Question

$\large \textbf {Maths \: Question}$

1) Prove that any line segment drawn from the vertex of a triangle to the base is bisected by the line segment joining the midpoints of the other side of the triangle.

Answer 1

Given : E and F are mid points on side AB and AC of triangle respectively. AL is line segment drawn from A to BC.

To Prove : AM = LM

Proof : By theorem we know that,

Line joining mid points of triangle are always parallel and half to that of base.

Therefore, EF || BC

In ∆ABL and ∆ACL,

That's why, EM || BL and MF || LC

Here E is mid point on AB and F is mid point on AC.

Hence by theorem mentioned above,

Point M is mid point on line segment AL.

Hence, AL = LM

Q.E.D

Answer 2

$\huge \underline \mathfrak {Solution:-}$

E and F are the midpoint of AB and AC respectively.

We know that, in a triangle, the line joining the midpoint of any two sides is parallel to the third side.

Here we can show that EF || BC.

Now, in ∆AMF and ∆ACL

angle AFM = angle ACL (corresponding angles)
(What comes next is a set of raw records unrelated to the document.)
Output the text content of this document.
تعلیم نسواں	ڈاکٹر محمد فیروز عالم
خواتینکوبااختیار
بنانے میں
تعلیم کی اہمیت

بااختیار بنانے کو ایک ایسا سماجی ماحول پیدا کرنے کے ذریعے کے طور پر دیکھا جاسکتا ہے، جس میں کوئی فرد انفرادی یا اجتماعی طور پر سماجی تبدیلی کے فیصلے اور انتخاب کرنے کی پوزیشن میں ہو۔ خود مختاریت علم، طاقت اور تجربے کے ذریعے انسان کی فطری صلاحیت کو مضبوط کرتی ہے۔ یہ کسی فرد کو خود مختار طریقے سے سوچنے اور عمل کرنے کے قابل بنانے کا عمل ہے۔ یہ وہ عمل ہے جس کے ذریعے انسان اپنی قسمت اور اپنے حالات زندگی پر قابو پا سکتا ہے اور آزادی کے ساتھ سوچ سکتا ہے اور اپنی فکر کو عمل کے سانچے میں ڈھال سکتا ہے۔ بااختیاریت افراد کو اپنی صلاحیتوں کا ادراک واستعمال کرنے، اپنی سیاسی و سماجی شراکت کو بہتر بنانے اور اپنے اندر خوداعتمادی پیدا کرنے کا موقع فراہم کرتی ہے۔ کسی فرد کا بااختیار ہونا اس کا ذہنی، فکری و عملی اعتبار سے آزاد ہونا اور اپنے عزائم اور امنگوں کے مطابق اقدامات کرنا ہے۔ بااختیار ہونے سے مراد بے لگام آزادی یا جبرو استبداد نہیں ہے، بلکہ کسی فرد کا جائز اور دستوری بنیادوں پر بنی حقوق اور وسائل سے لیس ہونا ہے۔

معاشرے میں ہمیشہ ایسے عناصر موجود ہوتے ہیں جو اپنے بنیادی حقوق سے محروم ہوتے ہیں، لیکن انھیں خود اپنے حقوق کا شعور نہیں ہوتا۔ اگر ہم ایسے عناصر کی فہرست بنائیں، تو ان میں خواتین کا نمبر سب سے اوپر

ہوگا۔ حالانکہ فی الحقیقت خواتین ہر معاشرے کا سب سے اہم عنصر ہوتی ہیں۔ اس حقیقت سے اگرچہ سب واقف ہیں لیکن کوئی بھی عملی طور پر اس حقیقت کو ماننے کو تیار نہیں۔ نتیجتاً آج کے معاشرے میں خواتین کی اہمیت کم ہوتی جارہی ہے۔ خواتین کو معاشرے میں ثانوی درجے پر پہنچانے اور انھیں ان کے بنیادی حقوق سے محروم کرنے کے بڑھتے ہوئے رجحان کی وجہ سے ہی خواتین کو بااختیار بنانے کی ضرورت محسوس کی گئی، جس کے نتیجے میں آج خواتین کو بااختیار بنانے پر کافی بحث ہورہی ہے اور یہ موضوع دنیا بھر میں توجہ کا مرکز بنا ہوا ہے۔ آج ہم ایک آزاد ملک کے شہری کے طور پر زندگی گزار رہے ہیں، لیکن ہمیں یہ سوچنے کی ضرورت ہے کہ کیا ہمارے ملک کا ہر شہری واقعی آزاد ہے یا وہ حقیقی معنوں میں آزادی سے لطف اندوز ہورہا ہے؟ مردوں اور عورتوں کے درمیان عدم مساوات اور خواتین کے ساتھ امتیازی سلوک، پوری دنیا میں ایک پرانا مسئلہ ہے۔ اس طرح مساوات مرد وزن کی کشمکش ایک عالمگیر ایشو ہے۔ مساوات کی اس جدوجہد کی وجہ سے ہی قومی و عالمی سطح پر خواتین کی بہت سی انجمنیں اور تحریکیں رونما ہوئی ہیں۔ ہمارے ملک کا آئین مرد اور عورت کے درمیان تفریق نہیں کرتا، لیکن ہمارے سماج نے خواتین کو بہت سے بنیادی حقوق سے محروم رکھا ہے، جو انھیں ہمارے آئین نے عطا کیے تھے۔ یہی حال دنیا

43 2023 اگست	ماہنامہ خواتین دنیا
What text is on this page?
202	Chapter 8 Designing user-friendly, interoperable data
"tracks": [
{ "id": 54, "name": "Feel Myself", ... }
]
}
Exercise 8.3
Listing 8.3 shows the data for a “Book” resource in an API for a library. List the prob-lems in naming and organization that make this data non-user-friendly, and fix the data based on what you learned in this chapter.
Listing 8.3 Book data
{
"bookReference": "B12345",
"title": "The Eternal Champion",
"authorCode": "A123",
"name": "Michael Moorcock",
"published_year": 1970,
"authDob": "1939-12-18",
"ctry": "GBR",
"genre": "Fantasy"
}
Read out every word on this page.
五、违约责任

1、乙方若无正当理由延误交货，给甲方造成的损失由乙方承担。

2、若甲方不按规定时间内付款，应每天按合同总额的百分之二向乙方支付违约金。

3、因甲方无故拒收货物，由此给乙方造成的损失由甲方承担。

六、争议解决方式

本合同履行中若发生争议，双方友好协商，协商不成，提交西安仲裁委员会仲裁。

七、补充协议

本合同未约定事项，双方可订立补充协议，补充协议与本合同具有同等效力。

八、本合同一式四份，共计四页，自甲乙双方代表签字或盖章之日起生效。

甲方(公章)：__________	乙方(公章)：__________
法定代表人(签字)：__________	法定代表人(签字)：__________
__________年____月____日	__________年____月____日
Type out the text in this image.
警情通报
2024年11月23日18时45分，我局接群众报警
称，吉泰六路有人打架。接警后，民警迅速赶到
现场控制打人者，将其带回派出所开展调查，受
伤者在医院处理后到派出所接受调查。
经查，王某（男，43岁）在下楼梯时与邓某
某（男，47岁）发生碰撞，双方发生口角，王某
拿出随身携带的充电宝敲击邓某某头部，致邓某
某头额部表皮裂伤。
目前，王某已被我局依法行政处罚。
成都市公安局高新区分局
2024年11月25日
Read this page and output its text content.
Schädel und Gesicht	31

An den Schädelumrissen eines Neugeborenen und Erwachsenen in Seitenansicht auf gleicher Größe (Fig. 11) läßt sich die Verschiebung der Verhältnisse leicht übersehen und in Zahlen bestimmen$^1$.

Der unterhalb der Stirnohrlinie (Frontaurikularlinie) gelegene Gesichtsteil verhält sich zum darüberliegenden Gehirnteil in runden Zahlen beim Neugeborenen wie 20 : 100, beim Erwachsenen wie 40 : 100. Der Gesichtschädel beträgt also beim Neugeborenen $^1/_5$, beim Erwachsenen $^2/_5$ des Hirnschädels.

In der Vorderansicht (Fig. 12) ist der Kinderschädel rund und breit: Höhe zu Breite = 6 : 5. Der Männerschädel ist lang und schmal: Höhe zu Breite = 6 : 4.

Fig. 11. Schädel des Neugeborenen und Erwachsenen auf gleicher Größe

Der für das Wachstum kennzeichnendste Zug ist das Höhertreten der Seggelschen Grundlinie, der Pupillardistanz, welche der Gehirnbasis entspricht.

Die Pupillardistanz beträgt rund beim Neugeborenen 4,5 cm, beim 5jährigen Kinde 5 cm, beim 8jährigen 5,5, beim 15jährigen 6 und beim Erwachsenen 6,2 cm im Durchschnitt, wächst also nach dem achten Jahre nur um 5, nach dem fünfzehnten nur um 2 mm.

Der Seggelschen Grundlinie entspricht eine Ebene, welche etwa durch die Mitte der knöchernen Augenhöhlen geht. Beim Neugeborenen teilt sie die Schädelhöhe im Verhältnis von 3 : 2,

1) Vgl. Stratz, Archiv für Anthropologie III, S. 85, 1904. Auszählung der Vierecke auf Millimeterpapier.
angle AMF = angle ALC (corresponding angles)

So, ∆AMF ≈ ∆ACL

Hence,

$\frac{AF}{AC} = \frac{AM}{AL} \: \: \: \: \: .....(1)$

ACCORDING TO QUESTION

AF/AC = 1/2 (F is the midpoint of AC)

FROM EQ (1)

AM/AL = 1/2

AM/(AM+ML) = 1/2

2AM = AM + ML

AM = ML

THEREFORE, M IS THE MIDPOINT OF AL.